Entrambe le ricerche hanno utilizzato la tecnica “microarrays” per analizzare il DNA nucleare di gruppi di ebrei delle diverse parti del mondo e di gruppi di popolazioni non-ebraiche di riferimento, e valutarne le differenze. La nuova tecnologia “microarrays” consente di mettere a confronto le sequenze dell’intero genoma di individui diversi e fornisce quindi molte più informazioni rispetto a quelle ricavate finora dagli studi sul DNA mitocondriale e del cromosoma Y.
A seguito della diaspora ebraica si sono formate tre grandi comunità: quella aschenazita dell’Europa, che costituisce circa il 90% degli ebrei americani e il 50% di quelli israeliani; quella sefardita della Spagna e del Portogallo; e quella del Medio Oriente. A queste vanno poi affiancate le comunità ebraiche dell’Etiopia e dell’India.
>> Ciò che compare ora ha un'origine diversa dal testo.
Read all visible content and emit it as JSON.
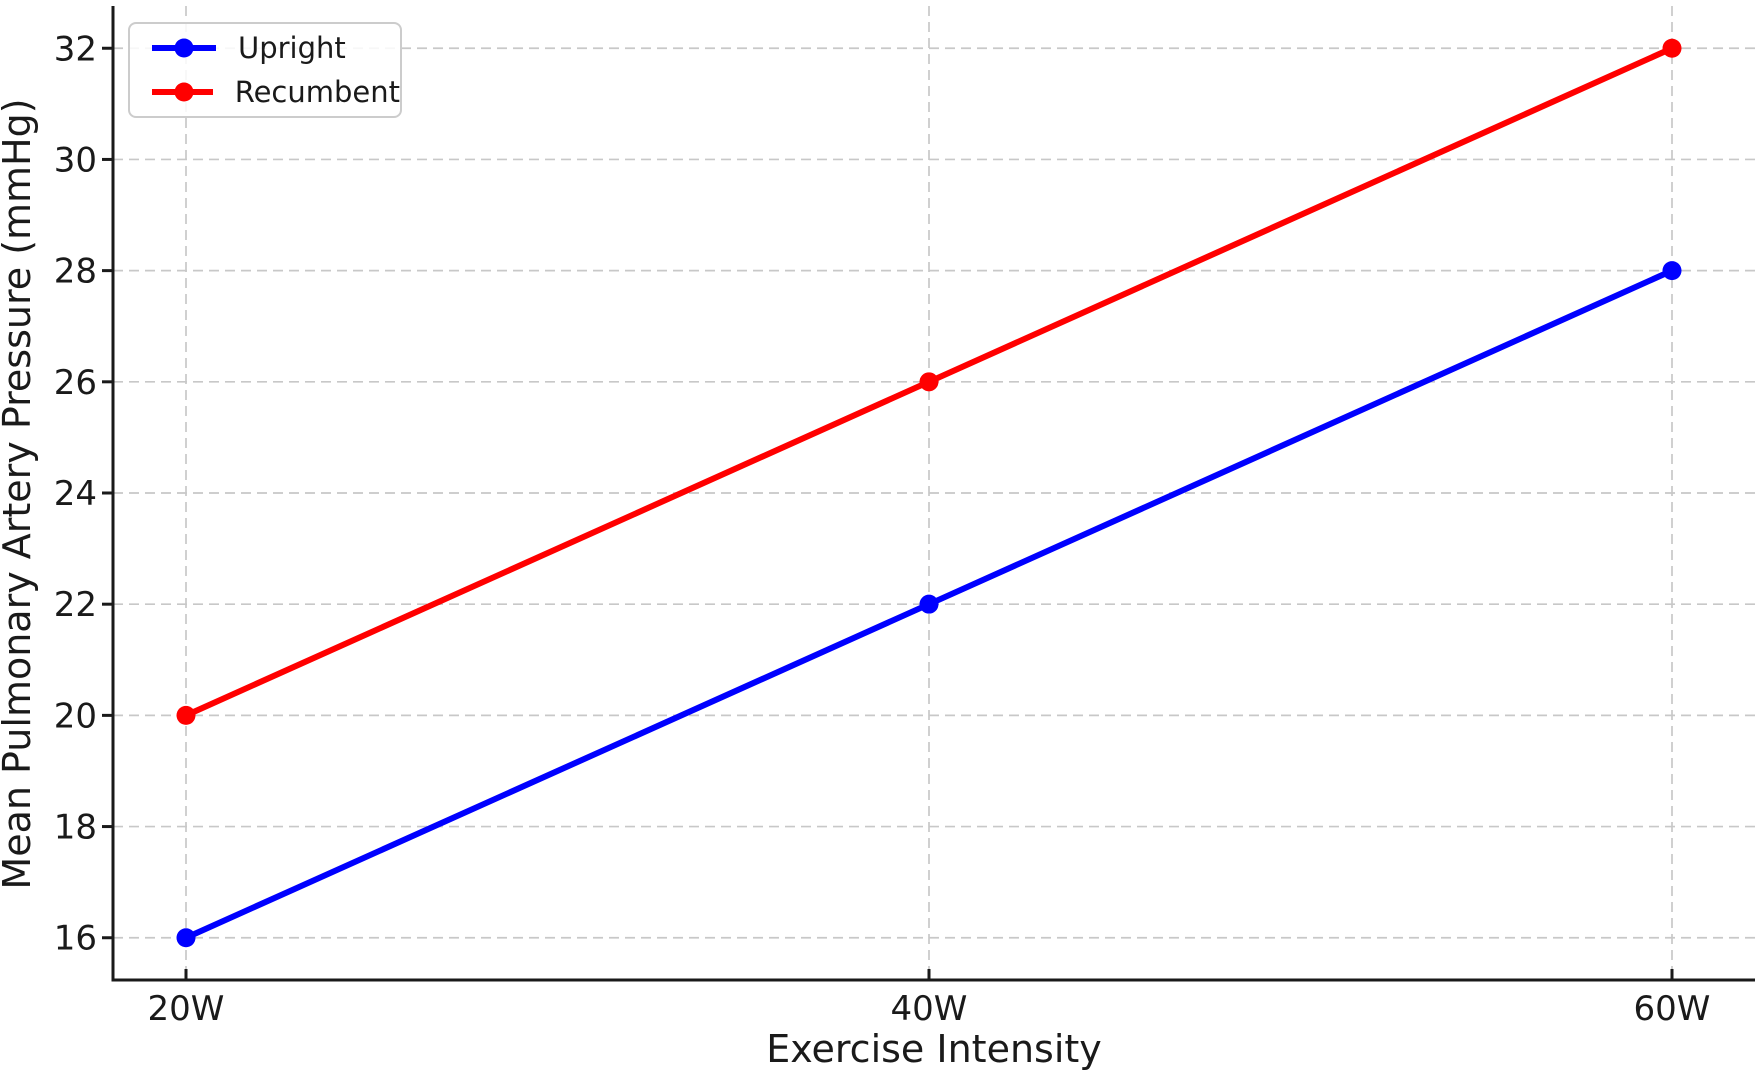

Come si può arguire dai due studi, i gruppi ebraici della diaspora sono risultati geneticamente molto più simili tra loro che non rispetto alle popolazioni non-ebraiche delle stesse aree geografiche. Inoltre, le comunità aschenazite hanno mostrato tra loro una maggiore affinità e con un livello di somiglianza genetica riferibile a quello che caratterizza i cugini di quarto e quinto grado, anche se tra il 30% e il 60% del loro genoma è stato contribuito dal mescolamento con popolazioni europee non-ebraiche. Certamente di notevole interesse è pure il dato che ha evidenziato come siano i popoli non-ebraici del Medio Oriente, e tra essi i drusi e i ciprioti, che più si legano geneticamente alle comunità ebraiche. E ciò significa che l’origine del popolo ebraico debba essere collocata proprio in quella regione.
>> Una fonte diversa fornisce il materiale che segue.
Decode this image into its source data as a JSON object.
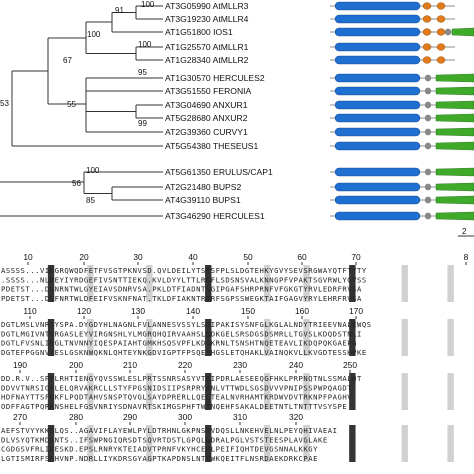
{
  "tree": {
    "leaves": [
      "AT3G05990 AtMLLR3",
      "AT3G19230 AtMLLR4",
      "AT1G51800 IOS1",
      "AT1G25570 AtMLLR1",
      "AT1G28340 AtMLLR2",
      "AT1G30570 HERCULES2",
      "AT3G51550 FERONIA",
      "AT3G04690 ANXUR1",
      "AT5G28680 ANXUR2",
      "AT2G39360 CURVY1",
      "AT5G54380 THESEUS1",
      "AT5G61350 ERULUS/CAP1",
      "AT2G21480 BUPS2",
      "AT4G39110 BUPS1",
      "AT3G46290 HERCULES1"
    ],
    "support_values": [
      "100",
      "91",
      "100",
      "67",
      "100",
      "95",
      "53",
      "55",
      "99",
      "56",
      "85",
      "100"
    ],
    "scale_label": "2"
  },
  "domains": {
    "colors": {
      "malectin": "#1f6fd0",
      "lrr": "#e07a1a",
      "tm": "#888888",
      "kinase": "#3faa2a"
    }
  },
  "alignment": {
    "blocks": [
      {
        "ruler": [
          "10",
          "20",
          "30",
          "40",
          "50",
          "60",
          "70",
          "8"
        ],
        "rows": [
          "ASSSS...VIDGRQWQDFETFVSGTPKNVSD.QVLDEILYTSRSFPLSLDGTEHKYGVYSEVSRGWAYQTFTYTY",
          ".SSSS...NLNEYIYRDGEFIVSNTTIEKQ.KVLDYYLTTLRGFLSDSNSVALKNNGPFVPAKTSGVRWLYQVSS",
          "PDETST...DVNRNTWLGYEIAVSDNRVSA.PKLDTFIADNTSGIPGAFSHRPRNFVFGKGTYRVLEDRFRVSA",
          "PDETST...DVFNRTWLDFEIFVSKNFNAT.TKLDFIAKNTRERFSGPSSWEGKTAIFGAGVYRYLEHRFRVSA"
        ]
      },
      {
        "ruler": [
          "110",
          "120",
          "130",
          "140",
          "150",
          "160",
          "170"
        ],
        "rows": [
          "DGTLMSLVNRYYSPA.DYGDYHLNAGNLFVLANNESVSSYLSGIPAKISYSNFGLKGLALNDYTRIEEVNALEWQS",
          "DGTLMGIVNTVRGASLEYVIRGNSHLYLMGRQHQIRVAAHSLSDKGELSRSDGSDSMRLLTGVSLKDQDSTNLI",
          "DGTLFVSNLIVGLTNVNNYIQESPAIAHTGMKHSQSVPFLKDGKRNLTSNSHTNQETEAVLIKDQPQKGAEPG",
          "DGTEFPGGNVIESLGSKNWQKNLQHTEYNKGDVIGPTFPSQEYHGSLETQHAKLVAINQKVLLKVGDTESSHPKE"
        ]
      },
      {
        "ruler": [
          "190",
          "200",
          "210",
          "220",
          "230",
          "240",
          "250"
        ],
        "rows": [
          "DD.R.V..SPFLRHTIENGYQVSSWLESLPRTSSNRSASYVTRIPDRLAESEEQGFHKLPRPNQTNLSSMALQT",
          "DDVVTNRSIGPLELQRVAKRCLLSTYFPGSNIDSIIPSRPRYANLVTTWDLSGSDVVVPNIPSSPWPQAGDT",
          "HDFNAYTTSFNKFLPQDTAHVSNSPTQVGLSAYDPRERLLQELTEALNVRHAMTKRDWVDVTRKNPFPAGHV",
          "ODFFAGTPQRRNSHELFGSVNRIYSDNAVRTSKIMGSPHFTWTNQEHFSAKALDEETNTLTNTTTVSYSPE"
        ]
      },
      {
        "ruler": [
          "270",
          "280",
          "290",
          "300",
          "310",
          "320"
        ],
        "rows": [
          "AEFSTVYYKKSLQS..AGAVIFLAYEWLPYLDTRHNLGKPNSKVDQSLLNKEHVELNLPEYQHIVAEAI",
          "DLVSYQTKMDLNTS..IFSWPNGIQRSDTSQVRTDSTLGPQLNDRALPGLVSTSTEESPLAVGLAKE",
          "CGDGSVFRLIRESKD.EPSLRNRYKTEIADVTPRNFVKYHCERLPEIFIQHTDEVGSNNALKKGY",
          "LGTISMIRFSPHVNP.NDRLLIYKDRSGYAGPTKAPDNSLNTYWKQEITFLNSRDAEKDRKCPAE"
        ]
      }
    ]
  }
}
Completamente diversi invece sono stati i risultati delle analisi compiute sulle comunità ebraiche dell’Etiopia e dell’India. Esse infatti sono state trovate geneticamente più affini ai popoli non-ebraici delle loro terre d’origine che non a quelli ebraici della diaspora. E ciò sembrerebbe suggerire che nel corso del tempo ci siano state in Etiopia e in India delle conversioni e che poi le nuove comunità si siano anche mescolate, sebbene in piccola parte, con gli ebrei della diaspora.
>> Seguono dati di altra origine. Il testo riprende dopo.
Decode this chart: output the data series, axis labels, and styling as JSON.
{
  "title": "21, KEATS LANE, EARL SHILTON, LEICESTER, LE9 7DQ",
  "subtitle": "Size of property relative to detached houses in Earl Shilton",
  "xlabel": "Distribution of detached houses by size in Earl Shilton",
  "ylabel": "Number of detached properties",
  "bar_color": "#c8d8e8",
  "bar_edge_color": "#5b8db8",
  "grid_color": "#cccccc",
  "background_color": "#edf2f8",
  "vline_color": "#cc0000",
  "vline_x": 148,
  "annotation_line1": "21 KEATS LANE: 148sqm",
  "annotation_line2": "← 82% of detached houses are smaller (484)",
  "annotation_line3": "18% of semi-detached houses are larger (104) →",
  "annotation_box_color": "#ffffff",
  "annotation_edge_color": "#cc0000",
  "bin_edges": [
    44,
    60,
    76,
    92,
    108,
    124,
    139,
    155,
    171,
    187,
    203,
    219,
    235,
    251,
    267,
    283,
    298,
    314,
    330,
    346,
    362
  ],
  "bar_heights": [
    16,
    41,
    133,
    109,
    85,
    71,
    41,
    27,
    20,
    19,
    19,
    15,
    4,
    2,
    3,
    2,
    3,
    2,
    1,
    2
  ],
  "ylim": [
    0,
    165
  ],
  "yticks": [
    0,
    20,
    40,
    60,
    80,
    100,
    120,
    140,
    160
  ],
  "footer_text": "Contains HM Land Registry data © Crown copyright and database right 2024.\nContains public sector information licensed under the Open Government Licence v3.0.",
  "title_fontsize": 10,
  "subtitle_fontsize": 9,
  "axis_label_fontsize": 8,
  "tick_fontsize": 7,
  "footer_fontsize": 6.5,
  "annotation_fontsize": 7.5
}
A partire dalla metà del secolo scorso, la genetica è divenuta uno strumento assai utile per contribuire alla ricostruzione della storia dei popoli e al suo interno a risalire anche alla verosimile regione geografica della loro genesi. E i due lavori citati hanno collocato l’origine degli ebrei in Medio Oriente, perché prossimi geneticamente alle popolazioni che lì vivono. Ciò tuttavia non significa aver trovato il gene dell’ebraicità, che non esiste così come non esistono quelli dell’italianità e degli altri popoli. Quello che la genetica può fare è solo stabilire come è fatto geneticamente un popolo che ha deciso di essere tale e a quale altro assomigli di più. A questo proposito, ci sembra interessante quanto ha sostenuto Behar a commento della sua ricerca e cioè che non c’è alcuna differenza metafisica tra coloro che sono nati ebrei e coloro che all’ebraismo si sono convertiti.